No, these were empty tears, ones which definitely had some meaning, but whose meaning eluded me. God, I doubt this would even make sense to other people, no matter how I tried to describe it. It was like water had suddenly begun dripping out of a hollow vase, but you knew there was no sorcery involved. You simply did not know how it got there.

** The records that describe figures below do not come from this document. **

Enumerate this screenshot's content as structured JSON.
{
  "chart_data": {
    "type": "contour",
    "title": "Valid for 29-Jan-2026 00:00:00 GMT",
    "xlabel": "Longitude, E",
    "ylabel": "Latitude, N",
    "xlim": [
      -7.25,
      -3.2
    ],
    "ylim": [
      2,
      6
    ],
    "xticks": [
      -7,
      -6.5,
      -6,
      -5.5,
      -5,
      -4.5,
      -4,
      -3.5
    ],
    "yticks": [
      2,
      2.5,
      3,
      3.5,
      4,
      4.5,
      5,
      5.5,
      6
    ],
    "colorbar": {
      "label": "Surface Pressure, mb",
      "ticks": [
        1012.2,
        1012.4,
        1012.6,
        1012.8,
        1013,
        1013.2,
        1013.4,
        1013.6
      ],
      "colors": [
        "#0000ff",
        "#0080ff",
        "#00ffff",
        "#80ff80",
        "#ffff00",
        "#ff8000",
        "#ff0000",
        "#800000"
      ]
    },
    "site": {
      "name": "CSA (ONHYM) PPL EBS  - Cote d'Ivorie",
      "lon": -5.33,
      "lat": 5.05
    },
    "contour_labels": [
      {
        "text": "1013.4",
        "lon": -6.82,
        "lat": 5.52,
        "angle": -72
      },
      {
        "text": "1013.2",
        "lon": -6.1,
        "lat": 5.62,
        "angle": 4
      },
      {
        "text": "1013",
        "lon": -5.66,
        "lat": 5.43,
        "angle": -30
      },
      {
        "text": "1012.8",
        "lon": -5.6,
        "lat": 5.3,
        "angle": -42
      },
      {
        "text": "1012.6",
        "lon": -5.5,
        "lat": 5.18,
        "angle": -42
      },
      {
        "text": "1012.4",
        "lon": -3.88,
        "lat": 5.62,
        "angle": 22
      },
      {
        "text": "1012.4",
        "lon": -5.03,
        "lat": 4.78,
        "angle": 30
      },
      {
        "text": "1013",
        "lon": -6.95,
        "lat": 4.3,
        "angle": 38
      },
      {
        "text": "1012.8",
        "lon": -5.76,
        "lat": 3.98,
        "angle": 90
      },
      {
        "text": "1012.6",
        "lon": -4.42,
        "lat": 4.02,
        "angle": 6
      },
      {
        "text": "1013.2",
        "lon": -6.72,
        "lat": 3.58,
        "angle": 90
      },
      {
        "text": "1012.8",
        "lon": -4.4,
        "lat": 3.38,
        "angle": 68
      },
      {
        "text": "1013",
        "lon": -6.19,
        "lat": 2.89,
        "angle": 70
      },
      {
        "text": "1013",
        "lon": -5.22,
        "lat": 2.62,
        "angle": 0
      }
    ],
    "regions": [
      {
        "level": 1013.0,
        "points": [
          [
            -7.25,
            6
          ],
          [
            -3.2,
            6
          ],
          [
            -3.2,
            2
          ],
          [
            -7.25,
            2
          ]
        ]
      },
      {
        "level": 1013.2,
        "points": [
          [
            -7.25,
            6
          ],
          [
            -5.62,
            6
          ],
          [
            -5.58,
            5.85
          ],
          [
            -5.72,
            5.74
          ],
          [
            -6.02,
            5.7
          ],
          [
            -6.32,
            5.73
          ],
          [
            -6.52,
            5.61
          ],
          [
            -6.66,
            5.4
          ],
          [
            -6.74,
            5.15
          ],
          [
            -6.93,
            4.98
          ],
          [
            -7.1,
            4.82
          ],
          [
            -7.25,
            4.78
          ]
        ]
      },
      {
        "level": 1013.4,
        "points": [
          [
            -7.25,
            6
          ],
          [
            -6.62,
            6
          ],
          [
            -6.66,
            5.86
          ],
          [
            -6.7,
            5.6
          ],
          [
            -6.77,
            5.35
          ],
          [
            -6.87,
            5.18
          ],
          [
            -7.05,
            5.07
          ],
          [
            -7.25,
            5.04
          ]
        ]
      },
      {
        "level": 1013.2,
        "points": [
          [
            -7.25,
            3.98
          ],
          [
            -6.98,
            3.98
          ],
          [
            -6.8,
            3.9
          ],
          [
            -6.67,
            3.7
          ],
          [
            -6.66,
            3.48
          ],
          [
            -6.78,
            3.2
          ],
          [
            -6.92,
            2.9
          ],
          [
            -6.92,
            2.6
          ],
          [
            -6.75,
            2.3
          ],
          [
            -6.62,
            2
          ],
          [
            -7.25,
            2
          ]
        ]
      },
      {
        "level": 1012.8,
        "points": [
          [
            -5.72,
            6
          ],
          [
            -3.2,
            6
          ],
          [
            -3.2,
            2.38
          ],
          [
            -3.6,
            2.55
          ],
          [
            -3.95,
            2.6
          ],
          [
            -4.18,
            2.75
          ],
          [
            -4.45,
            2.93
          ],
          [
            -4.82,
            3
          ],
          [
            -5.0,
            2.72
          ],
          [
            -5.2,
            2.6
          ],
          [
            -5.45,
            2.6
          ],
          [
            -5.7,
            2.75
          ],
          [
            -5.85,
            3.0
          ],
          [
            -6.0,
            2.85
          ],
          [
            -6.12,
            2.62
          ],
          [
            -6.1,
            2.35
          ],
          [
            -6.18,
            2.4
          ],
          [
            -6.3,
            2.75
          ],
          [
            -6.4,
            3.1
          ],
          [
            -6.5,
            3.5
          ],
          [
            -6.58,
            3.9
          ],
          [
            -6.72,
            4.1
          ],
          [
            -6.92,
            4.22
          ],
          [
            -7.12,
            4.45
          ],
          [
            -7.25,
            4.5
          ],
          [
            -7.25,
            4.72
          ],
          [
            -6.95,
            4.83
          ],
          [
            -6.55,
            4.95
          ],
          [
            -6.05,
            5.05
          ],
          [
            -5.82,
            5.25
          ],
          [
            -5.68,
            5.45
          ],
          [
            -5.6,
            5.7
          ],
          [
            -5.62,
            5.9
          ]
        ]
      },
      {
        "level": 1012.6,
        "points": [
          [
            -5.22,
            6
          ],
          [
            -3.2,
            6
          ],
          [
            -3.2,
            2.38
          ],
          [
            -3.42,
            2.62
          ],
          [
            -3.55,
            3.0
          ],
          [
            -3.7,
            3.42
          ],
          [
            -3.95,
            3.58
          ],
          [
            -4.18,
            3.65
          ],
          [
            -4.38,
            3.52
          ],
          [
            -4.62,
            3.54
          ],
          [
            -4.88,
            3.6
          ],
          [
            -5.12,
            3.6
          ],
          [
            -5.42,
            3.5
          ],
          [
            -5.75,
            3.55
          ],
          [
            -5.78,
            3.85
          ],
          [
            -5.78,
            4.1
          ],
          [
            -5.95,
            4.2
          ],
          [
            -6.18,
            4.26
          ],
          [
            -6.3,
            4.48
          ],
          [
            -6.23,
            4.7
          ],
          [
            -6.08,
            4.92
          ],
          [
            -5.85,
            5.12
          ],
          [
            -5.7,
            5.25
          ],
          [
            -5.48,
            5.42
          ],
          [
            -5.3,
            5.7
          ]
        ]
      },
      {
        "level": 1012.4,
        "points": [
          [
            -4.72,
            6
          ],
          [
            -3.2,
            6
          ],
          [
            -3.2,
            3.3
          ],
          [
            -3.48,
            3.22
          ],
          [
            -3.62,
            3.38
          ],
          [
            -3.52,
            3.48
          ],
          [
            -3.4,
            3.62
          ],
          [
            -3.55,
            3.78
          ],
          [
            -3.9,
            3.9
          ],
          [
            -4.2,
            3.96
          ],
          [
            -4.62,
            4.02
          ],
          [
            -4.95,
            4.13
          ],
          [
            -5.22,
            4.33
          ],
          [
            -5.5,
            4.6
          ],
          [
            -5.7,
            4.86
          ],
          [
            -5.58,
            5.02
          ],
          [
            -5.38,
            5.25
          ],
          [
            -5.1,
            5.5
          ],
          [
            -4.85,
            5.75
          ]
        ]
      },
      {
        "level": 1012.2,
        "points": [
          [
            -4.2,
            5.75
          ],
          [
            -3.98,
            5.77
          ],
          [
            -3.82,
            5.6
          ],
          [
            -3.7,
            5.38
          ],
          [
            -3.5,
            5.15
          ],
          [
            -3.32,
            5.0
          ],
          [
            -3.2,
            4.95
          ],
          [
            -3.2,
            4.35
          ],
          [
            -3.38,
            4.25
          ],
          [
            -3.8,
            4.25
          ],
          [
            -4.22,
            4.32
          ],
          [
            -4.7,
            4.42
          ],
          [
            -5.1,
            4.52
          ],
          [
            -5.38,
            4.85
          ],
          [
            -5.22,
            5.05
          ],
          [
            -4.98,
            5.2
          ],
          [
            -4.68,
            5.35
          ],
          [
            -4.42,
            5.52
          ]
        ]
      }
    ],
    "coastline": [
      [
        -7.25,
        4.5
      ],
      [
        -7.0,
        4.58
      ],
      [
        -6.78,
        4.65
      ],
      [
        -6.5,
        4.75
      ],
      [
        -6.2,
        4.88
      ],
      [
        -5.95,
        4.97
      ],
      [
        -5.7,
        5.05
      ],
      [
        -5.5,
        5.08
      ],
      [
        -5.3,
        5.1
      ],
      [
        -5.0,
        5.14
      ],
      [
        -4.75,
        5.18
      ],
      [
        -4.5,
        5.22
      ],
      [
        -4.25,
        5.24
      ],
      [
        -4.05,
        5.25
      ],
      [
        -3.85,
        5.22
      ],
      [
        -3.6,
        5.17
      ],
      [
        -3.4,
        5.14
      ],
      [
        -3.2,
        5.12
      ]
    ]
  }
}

I closed my eyes as the music ended. Before the next track could start playing, I heard a creak. I turned around but couldn’t see anything. Another creak directed my attention to a line on the pier, a line I soon realized was a crack. I bolted upright, which was perhaps the single stupidest thing I had ever done in my soon-to-be short life. The crack widened from my sudden movement, a particularly rough wave pulled the boat into the pier, shattering it from the side. The wood snapped from the other side and before I could even begin to step towards my backpack, which lay safely on the other side of the crack, the entire structure collapsed into the water.